The Wonder Bread Years
Pat Hazell's 'The Wonder Bread Years,' his solo comic riff on growing up as a kid in the Sixties, touches the late-generation baby boomer in all of us
Reviewed by Barry Pineo, Fri., May 13, 2005

The Wonder Bread Years
State Theater, through May 22
Running Time: 1 hr, 50 min
Finally, a show for the late-generation baby boomer in all of us.
Just looking at the title, you have to know what you're getting into. Wonder Bread was a staple of my diet when I was young, usually in condiment sandwiches made by slapping a ton of mayo or mustard in between two slices of that fluffy, vitamin-filled, white-flour miracle (although there was one time that I used mayonnaise, bologna, and relish and ate two of them because I had to prove to my friends that this was a really good sandwich, and then I started cramping up …).

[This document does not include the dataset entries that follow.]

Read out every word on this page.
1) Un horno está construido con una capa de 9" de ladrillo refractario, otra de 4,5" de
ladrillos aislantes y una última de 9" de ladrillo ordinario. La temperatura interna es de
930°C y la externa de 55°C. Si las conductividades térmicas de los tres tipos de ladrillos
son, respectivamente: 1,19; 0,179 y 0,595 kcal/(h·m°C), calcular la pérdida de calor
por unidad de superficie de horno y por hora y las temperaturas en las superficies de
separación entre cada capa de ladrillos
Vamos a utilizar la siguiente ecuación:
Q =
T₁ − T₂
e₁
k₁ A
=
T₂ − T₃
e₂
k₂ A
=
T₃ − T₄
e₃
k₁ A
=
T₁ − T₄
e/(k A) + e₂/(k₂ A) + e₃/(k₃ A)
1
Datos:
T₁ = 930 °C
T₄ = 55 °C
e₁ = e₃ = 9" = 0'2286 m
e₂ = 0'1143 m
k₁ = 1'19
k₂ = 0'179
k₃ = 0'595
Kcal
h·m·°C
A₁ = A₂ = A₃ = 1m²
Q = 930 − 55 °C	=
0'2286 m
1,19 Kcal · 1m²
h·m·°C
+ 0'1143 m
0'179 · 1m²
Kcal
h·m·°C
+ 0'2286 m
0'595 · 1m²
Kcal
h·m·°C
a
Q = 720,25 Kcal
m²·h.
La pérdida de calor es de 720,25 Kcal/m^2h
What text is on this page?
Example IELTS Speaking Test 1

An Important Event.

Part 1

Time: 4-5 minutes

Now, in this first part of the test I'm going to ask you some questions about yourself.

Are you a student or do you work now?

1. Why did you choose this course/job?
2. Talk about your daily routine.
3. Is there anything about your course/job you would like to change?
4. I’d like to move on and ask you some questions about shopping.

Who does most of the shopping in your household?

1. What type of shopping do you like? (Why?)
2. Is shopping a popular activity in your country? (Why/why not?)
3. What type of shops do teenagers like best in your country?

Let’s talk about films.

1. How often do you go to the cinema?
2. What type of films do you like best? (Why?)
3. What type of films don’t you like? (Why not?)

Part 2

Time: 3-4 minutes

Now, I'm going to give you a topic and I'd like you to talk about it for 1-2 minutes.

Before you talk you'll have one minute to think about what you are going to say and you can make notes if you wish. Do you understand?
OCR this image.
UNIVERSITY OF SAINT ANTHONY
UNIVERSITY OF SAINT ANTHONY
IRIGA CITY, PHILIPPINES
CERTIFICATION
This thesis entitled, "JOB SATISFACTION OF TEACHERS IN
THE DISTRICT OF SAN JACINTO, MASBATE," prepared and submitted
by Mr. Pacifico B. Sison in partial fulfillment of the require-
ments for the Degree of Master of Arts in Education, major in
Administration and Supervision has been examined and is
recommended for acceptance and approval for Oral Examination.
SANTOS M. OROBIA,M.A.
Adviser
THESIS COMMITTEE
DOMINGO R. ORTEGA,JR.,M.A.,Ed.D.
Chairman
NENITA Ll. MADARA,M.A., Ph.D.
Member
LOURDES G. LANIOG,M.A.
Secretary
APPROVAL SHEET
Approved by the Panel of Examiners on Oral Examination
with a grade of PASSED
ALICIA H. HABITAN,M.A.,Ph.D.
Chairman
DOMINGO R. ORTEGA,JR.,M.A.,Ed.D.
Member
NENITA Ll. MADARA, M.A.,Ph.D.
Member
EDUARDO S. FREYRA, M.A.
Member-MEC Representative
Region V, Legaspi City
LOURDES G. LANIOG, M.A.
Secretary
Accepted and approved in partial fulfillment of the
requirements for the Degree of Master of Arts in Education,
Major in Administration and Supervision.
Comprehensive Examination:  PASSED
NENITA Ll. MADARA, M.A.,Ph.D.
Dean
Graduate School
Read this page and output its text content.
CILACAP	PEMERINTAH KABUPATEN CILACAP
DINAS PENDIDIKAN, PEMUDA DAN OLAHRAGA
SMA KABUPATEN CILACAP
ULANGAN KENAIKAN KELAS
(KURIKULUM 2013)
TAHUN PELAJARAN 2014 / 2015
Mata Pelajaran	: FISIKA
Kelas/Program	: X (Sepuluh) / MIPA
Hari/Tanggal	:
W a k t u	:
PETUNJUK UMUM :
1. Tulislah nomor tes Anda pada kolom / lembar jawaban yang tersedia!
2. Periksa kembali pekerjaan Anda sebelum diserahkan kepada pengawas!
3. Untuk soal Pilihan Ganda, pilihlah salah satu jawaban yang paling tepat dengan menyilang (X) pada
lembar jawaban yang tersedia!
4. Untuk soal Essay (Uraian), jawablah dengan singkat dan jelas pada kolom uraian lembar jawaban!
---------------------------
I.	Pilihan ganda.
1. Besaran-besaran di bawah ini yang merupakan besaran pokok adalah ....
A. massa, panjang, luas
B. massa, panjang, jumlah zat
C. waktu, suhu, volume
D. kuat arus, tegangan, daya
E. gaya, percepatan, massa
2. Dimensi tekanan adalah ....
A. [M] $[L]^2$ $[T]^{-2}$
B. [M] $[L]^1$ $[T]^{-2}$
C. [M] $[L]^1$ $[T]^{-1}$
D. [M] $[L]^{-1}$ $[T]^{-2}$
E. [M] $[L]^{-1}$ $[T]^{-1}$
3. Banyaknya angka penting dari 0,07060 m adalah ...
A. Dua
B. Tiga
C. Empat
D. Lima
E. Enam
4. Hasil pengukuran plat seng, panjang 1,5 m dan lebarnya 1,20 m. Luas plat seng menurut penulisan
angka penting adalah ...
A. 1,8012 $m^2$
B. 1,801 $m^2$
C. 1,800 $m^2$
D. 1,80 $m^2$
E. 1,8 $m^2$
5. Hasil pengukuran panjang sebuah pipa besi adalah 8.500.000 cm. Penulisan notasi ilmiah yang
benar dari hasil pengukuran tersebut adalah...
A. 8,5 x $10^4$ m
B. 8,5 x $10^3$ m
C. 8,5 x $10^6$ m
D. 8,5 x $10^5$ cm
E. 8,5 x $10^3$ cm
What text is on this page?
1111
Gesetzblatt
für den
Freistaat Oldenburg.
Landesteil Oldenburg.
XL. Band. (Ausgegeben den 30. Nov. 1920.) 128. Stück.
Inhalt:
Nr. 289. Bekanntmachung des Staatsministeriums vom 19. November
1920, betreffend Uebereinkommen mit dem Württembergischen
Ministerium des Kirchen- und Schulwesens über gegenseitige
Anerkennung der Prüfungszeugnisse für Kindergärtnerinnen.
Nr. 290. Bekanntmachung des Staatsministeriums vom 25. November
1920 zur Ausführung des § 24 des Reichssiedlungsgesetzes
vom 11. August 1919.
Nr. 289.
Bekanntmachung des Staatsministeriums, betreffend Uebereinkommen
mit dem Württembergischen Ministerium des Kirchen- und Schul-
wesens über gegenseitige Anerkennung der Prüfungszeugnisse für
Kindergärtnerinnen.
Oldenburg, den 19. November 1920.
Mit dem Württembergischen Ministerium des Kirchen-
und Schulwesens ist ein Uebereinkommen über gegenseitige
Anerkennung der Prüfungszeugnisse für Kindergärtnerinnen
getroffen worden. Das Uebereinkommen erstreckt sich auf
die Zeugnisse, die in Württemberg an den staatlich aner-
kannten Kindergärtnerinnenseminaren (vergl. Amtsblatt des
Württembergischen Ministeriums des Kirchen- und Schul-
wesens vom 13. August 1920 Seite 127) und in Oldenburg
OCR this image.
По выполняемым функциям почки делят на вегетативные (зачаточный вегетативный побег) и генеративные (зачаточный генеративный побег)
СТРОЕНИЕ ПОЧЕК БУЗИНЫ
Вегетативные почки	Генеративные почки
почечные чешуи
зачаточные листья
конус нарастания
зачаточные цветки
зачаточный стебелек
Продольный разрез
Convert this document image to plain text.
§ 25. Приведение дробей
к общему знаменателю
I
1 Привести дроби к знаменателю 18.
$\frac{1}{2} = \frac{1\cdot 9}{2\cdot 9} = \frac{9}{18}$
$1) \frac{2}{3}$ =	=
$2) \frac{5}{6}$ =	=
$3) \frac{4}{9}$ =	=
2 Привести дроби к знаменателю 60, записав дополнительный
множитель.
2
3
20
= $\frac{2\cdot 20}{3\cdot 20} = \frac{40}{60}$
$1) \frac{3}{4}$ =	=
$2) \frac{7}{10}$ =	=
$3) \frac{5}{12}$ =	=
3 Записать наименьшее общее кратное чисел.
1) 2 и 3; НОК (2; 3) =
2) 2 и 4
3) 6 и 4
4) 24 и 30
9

If you can see the childlike foolishness in that story, then you need look no further for your entertainment pleasure than this touring production at the State Theater. Pat Hazell, the writer and sole performer in the show, is a veteran stand-up comedian, playwright, and, most significantly, one of the original writers for Seinfeld. Here Hazell does what, on its surface, appears to be an extended stand-up routine, riffing on his time growing up as a kid in the Sixties, but Hazell's got more on his mind than just entertaining you for a couple of hours. Not a lot more, but enough to make this different from your usual stand-up concert.
The show begins with a film showing clips of commercials and other material I recognized from my childhood, and it was a blast to watch. Erector Sets, Easy-Bake Ovens, the NBC peacock, and delicious, smooth red Manwich sauce flowed by and set a nostalgic tone (that is, nostalgic if you happen to be between the ages of 40 and 55 and spent a couple of hours a day with your orbs glued, zombie-like, to a fuzzy black-and-white screen). When Hazell enters, he looks like an overgrown kid, in jeans and a plaid shirt – all he lacks to complete the look are a couple of plastic six-guns at his hips. For close to two hours, Hazell tells dozens of stories, making hundreds of references to things I knew and remembered – Kellogg's cereals in the boxes you could turn into a bowl, milk money, TVs without remote controls, family vacations to nowhere, pieced-together Halloween costumes, the kids table at Thanksgiving – all with knowing humor and at lightning speed. At his best when displaying the put-upon child in us all, Hazell moves through his material so expertly and with such energy, it's amazing he's still standing upright at the curtain call. One of the most amusing sequences is a slide show in the second act during which Hazell proves that many of the stories he told in the first act are true, including one about a Colonel Sanders Halloween mask. I laughed until tears leaked from my eyes, and in the end, during the final moments, I almost shed a tear of another kind, as Hazell's ultimate message isn't one of humor, but of wonder.
Look at yourself in the mirror. Can you see the similarities between you and a slice of white vitamin-enriched bread? Then this is the show you've been looking for.